Getting OUT of my Own HeadApril 29, 2012
Do you live in your head? I do. Constantly. I’ve been a watcher since I was a child. I observe people and behaviors. I watch the theater that happens all around me, most of the time without being a central character in the play. I suspect this comes to a great extent from being an only child and spending the majority of my time with adults, or playing alone and being raised by conservative, non-risk taking parents.
Even when I created close friendships growing up, many of which I still have today, I’d wind up back inside my head, because they moved away for this reason or the other reason to other states.
I had never really thought about it much until I went through some couples counseling many years ago. One of the first things the counselor pinpointed about me was that I spend a lot of time, perhaps too much time, inside my head. This meant that I didn’t express my feelings much, I didn’t talk a lot or share a lot with my boyfriend. Of course, part of that came from what I experienced from him when I did share in the beginning of the relationship. I suspect those experiences reinforced my natural tendency to live in my head.
When I was struggling with too many changes in major quadrants of my life a few years ago, a second counselor, again, pointed it out to me. Being inside my head is a coping mechanism almost as much as it is a natural tendency.
So, it is something in relationships, especially with men, I think holds me back. I am reticent to share my inner most feelings, and thoughts. I am reticent to share my living space – not meaning to live with someone, but to just have them over and in my personal sanctuary. I am extremely reticent to share my family.

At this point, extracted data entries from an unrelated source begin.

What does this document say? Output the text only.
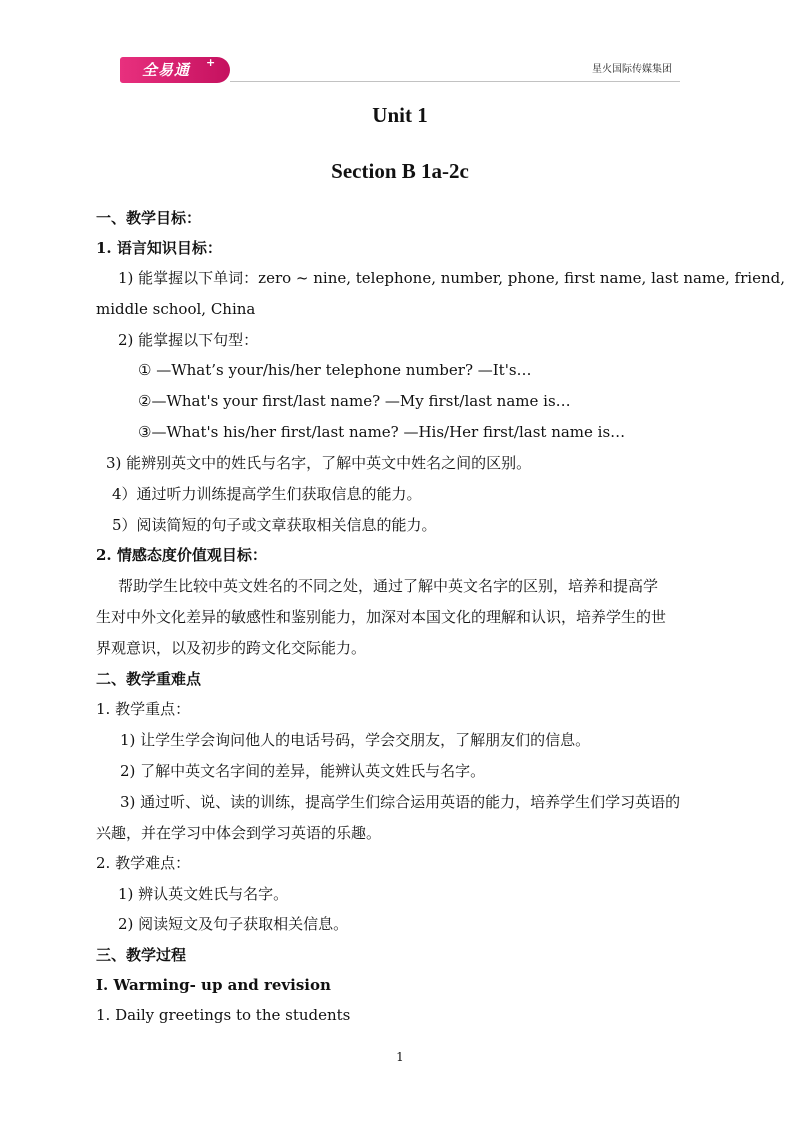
全易通 +
星火国际传媒集团
Unit 1
Section B 1a-2c
一、教学目标：
1. 语言知识目标：
1) 能掌握以下单词：zero ~ nine, telephone, number, phone, first name, last name, friend,
middle school, China
2) 能掌握以下句型：
① —What’s your/his/her telephone number? —It's…
②—What's your first/last name? —My first/last name is…
③—What's his/her first/last name? —His/Her first/last name is…
3) 能辨别英文中的姓氏与名字，了解中英文中姓名之间的区别。
4）通过听力训练提高学生们获取信息的能力。
5）阅读简短的句子或文章获取相关信息的能力。
2. 情感态度价值观目标：
帮助学生比较中英文姓名的不同之处，通过了解中英文名字的区别，培养和提高学
生对中外文化差异的敏感性和鉴别能力，加深对本国文化的理解和认识，培养学生的世
界观意识，以及初步的跨文化交际能力。
二、教学重难点
1. 教学重点：
1) 让学生学会询问他人的电话号码，学会交朋友，了解朋友们的信息。
2) 了解中英文名字间的差异，能辨认英文姓氏与名字。
3) 通过听、说、读的训练，提高学生们综合运用英语的能力，培养学生们学习英语的
兴趣，并在学习中体会到学习英语的乐趣。
2. 教学难点：
1) 辨认英文姓氏与名字。
2) 阅读短文及句子获取相关信息。
三、教学过程
Ⅰ. Warming- up and revision
1. Daily greetings to the students
1
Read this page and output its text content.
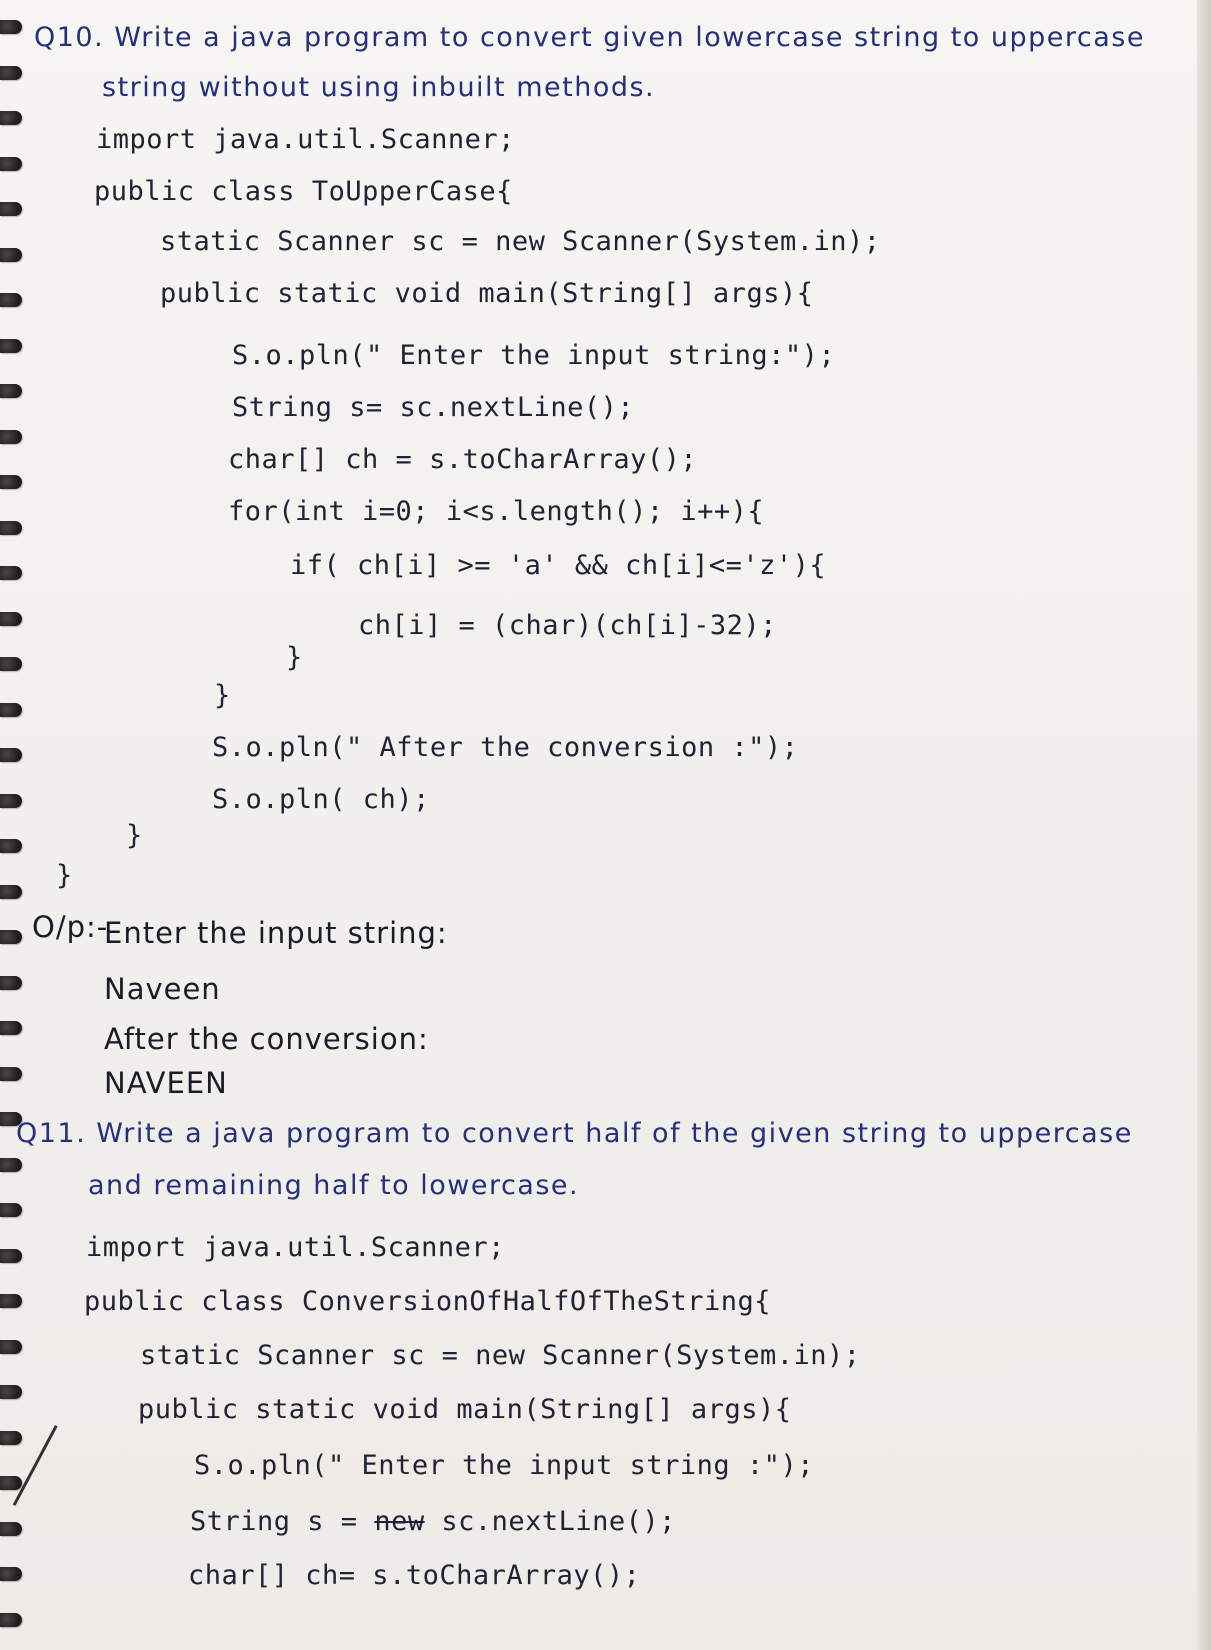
Q10. Write a java program to convert given lowercase string to uppercase
string without using inbuilt methods.
import java.util.Scanner;
public class ToUpperCase{
static Scanner sc = new Scanner(System.in);
public static void main(String[] args){
S.o.pln(" Enter the input string:");
String s= sc.nextLine();
char[] ch = s.toCharArray();
for(int i=0; i<s.length(); i++){
if( ch[i] >= 'a' && ch[i]<='z'){
ch[i] = (char)(ch[i]-32);
}
}
S.o.pln(" After the conversion :");
S.o.pln( ch);
}
}
O/p:-
Enter the input string:
Naveen
After the conversion:
NAVEEN
Q11. Write a java program to convert half of the given string to uppercase
and remaining half to lowercase.
import java.util.Scanner;
public class ConversionOfHalfOfTheString{
static Scanner sc = new Scanner(System.in);
public static void main(String[] args){
S.o.pln(" Enter the input string :");
String s = new sc.nextLine();
char[] ch= s.toCharArray();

In some ways, it has served me well. Especially in my work life, because it’s allowed me to “see” things that others didn’t. So, it offered me the opportunity to make contributions that were and are meaningful, because I listened and observed more than I talked and did.
It also helps me understand my surroundings and the people in them better. People have come to me since I was a teenager for help and to talk through the things going on in their lives. Being a watcher, and more inside my head has helped me ask the right questions at the right time because I’m constantly asking myself questions to clarify what I’m thinking and feeling. It’s helped me be a better listener when others needed to talk.
As I travel my path, and listen to my calling – to write, to teach, to offer assistance and support – I realize I have to move more into the play. I have to be central to the story of my own life in a more outward way, a supporting character in the story of others’ lives, and share my thoughts, my experiences, my life. This comes with risk and requires me to get OUT of my own head.
Getting out of my head, and into my life is something I have to consciously do, because, as you can see, it doesn’t come all that naturally to me. Knowing it about myself, and recognizing it in myself (which are two very different things) help me realize when I’m doing it. It also helps me understand when I’ve been spending way too much time doing it. Which I have been of late.
Do you live inside your head? What do you do to get out of it, to engage?